As a case study in why I'm an uncle and not a parent, I present a five-hour sequence with the following players (ages approximate):
Ty (3)
K (5)
T (5)
E (7)
P (7)
L (11)
T approaches me at the dinner table. "Let's play video games!" he says urgently, and multiple times, until I proceed to follow him upstairs to our bedroom that houses PlayStation 2 and three games I brought along - soccer, football, and basketball.
T and I lie down on the bed and start setting up a soccer game.
Moments before kickoff, E walks in and asks to play. I should note here that my uncling style is like that of a restaurant host: I comply with every request, in the sequence in which it's made, unless the requestor has left the premises when their turn arrives. Since T requested to play soccer, and not specifically to play soccer with me, I hand my controller to E. At this point T requests that I play with him and not E, so I register it accordingly... and declare that I'll rejoin to play with him after half time (which E protests as "unfair.")

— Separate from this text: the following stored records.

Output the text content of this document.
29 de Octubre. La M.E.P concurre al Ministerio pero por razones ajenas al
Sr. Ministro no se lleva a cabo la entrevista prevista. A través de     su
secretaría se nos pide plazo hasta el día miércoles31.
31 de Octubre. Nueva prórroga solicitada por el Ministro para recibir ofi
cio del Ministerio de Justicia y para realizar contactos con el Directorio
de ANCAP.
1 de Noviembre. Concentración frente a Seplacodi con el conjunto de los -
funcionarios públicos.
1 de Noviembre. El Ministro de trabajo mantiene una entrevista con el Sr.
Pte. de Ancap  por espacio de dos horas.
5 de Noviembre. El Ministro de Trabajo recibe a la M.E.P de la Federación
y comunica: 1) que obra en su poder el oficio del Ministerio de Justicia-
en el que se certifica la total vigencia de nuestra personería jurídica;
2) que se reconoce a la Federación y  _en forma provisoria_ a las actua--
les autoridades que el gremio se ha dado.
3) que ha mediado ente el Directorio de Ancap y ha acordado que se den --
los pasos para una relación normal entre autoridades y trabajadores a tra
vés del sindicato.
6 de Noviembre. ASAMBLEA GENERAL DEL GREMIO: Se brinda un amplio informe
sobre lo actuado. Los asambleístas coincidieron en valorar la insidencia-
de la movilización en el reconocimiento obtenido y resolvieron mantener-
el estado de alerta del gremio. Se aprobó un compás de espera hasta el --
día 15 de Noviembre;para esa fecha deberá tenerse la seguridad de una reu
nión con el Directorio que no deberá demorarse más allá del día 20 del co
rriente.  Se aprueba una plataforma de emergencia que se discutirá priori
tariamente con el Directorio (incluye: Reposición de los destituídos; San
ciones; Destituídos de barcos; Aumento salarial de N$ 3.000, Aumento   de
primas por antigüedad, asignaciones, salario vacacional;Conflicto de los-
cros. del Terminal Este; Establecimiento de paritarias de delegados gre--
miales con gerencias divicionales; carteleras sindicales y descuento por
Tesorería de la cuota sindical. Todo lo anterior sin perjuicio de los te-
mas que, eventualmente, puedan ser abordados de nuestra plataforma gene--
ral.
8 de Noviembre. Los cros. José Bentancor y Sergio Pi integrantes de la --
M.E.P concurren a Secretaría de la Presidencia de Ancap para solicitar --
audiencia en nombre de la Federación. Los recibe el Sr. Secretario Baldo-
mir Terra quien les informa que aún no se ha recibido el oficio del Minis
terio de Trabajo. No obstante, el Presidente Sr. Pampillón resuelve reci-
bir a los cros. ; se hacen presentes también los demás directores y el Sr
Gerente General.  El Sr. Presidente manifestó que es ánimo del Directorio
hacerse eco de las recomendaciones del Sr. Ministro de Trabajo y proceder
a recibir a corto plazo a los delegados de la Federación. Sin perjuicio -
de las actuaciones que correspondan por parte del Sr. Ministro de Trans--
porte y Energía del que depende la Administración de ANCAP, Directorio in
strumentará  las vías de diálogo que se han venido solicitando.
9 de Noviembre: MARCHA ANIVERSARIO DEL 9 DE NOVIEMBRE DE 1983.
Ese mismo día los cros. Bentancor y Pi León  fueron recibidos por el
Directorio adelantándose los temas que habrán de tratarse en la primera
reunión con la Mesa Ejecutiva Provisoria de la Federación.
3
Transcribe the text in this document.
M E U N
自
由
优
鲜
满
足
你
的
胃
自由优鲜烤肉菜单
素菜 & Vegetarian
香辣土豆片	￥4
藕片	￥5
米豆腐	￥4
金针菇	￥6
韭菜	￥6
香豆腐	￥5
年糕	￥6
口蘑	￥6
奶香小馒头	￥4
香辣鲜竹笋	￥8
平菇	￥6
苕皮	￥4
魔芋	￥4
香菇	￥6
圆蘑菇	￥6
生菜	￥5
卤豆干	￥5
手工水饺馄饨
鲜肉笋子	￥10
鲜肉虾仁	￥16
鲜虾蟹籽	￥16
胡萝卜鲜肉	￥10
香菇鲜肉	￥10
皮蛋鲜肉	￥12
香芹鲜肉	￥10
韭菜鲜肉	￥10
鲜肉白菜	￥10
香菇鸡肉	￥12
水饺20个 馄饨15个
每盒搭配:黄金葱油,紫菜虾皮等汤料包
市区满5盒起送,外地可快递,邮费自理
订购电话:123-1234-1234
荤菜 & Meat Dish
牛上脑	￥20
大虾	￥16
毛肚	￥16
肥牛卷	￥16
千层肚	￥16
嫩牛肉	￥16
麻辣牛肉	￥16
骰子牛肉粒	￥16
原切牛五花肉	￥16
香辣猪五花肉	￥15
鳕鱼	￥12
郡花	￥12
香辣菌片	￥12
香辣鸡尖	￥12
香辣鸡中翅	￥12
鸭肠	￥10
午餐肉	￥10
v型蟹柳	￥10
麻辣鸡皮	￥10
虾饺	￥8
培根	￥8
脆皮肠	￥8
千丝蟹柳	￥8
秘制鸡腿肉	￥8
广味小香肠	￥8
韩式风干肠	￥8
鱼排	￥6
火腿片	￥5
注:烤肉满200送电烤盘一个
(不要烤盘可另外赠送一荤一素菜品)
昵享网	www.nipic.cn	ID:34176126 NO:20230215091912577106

As a teammate of T, E proceeds to berate T and the rest of her team as England quickly pushes ahead 3-0. Actually, I think that given T's age he does remarkably well considering that E spends most of her time causing her player to boot the ball out of bounds, to the other team, or to drift about the field aimlessly (including an inexplicable goalie sprint for the sideline, allowing an empty-net goal that would probably have cost her her life during a real-life home game).

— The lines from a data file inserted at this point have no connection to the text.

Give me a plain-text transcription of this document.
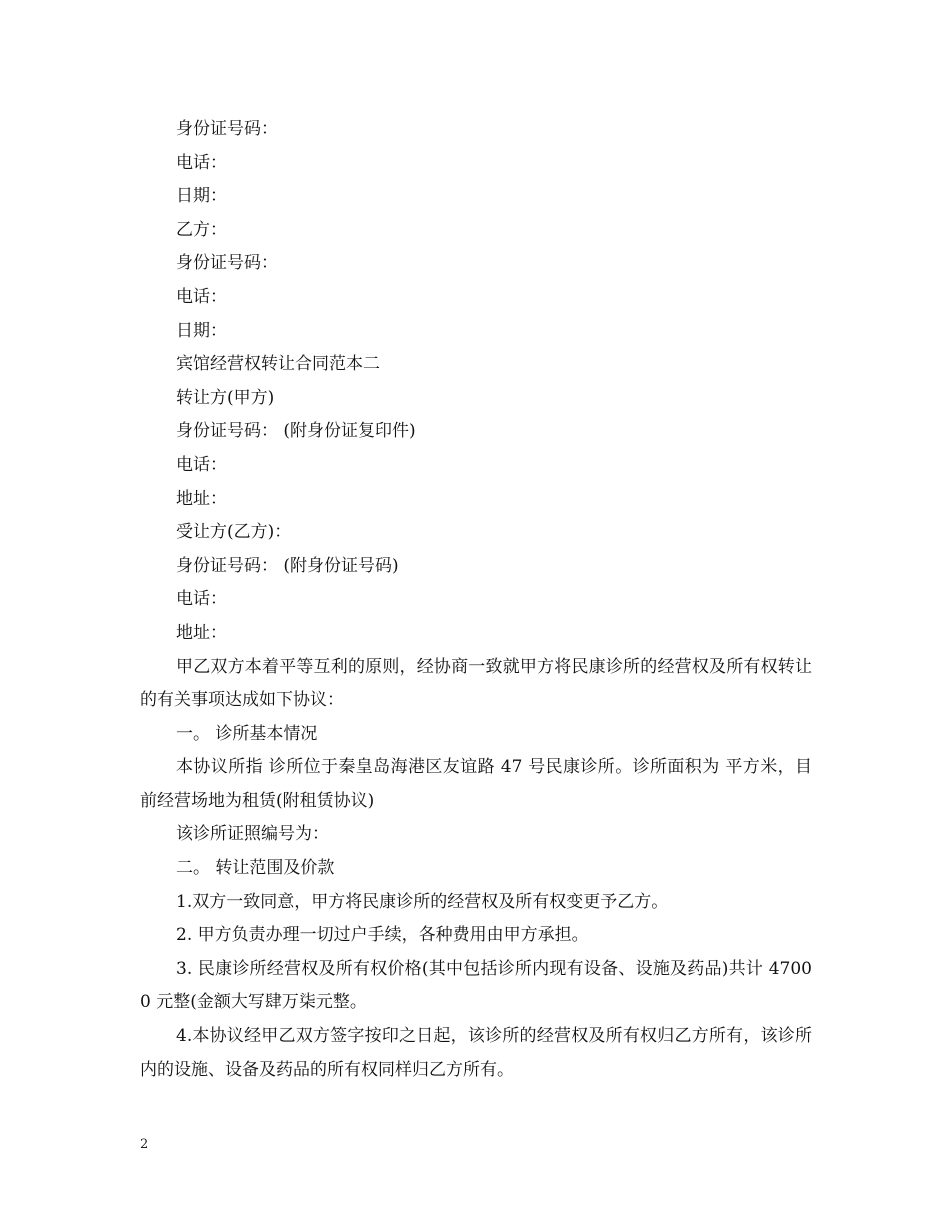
身份证号码：

电话：

日期：

乙方：

身份证号码：

电话：

日期：

宾馆经营权转让合同范本二

转让方(甲方)

身份证号码： (附身份证复印件)

电话：

地址：

受让方(乙方)：

身份证号码： (附身份证号码)

电话：

地址：

甲乙双方本着平等互利的原则，经协商一致就甲方将民康诊所的经营权及所有权转让的有关事项达成如下协议：

一。 诊所基本情况

本协议所指 诊所位于秦皇岛海港区友谊路 47 号民康诊所。诊所面积为 平方米，目前经营场地为租赁(附租赁协议)

该诊所证照编号为：

二。 转让范围及价款

1.双方一致同意，甲方将民康诊所的经营权及所有权变更予乙方。

2. 甲方负责办理一切过户手续，各种费用由甲方承担。

3. 民康诊所经营权及所有权价格(其中包括诊所内现有设备、设施及药品)共计 47000 元整(金额大写肆万柒元整。

4.本协议经甲乙双方签字按印之日起，该诊所的经营权及所有权归乙方所有，该诊所内的设施、设备及药品的所有权同样归乙方所有。

2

Midway through the half, T loses interest and wanders off. K enters and requests to play. K is E's younger sister, and although she is actually pretty skilled with a controller when she wants to be, she almost never wants to be (I'll leave it to the child psychologists, then, to explain why she wanted to play in the first place). England is delighted, and E is not. Eventually E tries to seize K's controller, which fails. I guess soccer riots aren't limited to Europe.